1 comments

  • kfirg 10 hours ago ago

    Hi HN,

    We’ve been integrating AI coding agents deeply into our development workflows and saw major gains once we let agents run in long loops (tests → build → search → refine). The problem: to be effective, agents need real access to the environment.

    Our first approach was allowing agents to run bash. It works, but it’s obviously dangerous — arbitrary commands, no guardrails, and a lot of implicit trust.
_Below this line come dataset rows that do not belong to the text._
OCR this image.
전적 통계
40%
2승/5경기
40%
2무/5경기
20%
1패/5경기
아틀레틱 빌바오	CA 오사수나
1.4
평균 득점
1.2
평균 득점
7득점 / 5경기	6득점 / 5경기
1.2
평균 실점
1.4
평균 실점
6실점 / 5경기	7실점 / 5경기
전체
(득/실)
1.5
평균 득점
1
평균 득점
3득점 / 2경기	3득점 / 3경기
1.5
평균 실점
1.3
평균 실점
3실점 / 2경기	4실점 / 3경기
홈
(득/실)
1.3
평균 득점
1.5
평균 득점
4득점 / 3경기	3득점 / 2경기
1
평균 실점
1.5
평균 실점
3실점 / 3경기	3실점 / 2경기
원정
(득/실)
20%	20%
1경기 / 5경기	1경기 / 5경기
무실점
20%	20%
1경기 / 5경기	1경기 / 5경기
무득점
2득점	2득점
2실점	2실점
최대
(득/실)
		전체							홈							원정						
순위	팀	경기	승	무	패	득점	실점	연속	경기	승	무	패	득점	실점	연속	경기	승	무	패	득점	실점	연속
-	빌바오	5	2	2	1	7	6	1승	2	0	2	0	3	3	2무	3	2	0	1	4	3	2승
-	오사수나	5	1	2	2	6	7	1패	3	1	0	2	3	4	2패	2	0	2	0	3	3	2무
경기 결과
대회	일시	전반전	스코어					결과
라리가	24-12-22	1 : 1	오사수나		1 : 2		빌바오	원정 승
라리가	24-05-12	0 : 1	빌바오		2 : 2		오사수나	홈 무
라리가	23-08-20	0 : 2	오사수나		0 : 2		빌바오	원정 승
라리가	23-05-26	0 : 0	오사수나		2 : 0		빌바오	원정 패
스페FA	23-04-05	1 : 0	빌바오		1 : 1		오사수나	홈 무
    OpenCuff is our attempt to fix this.

    It’s an open-source tool that gives AI coding agents explicit, capability-based access instead of raw shell execution. Agents can run useful actions (tests, builds, searches, etc.) while staying within well-defined, auditable boundaries. The goal is to let agents run autonomously for hours without turning your machine or CI environment into a free-for-all.

    This is an early, fast-moving project. We built it for ourselves, but we think others running AI agents at scale may run into the same tradeoffs.

    We’d really appreciate feedback from the HN community — especially around:

    threat models we may be missing

    comparisons to sandboxing / containers / policy-based systems

    what you’d want from a tool like this

    Links: https://opencuff.ai

    https://github.com/OpenCuff/OpenCuff

    Happy to answer questions and discuss design decisions.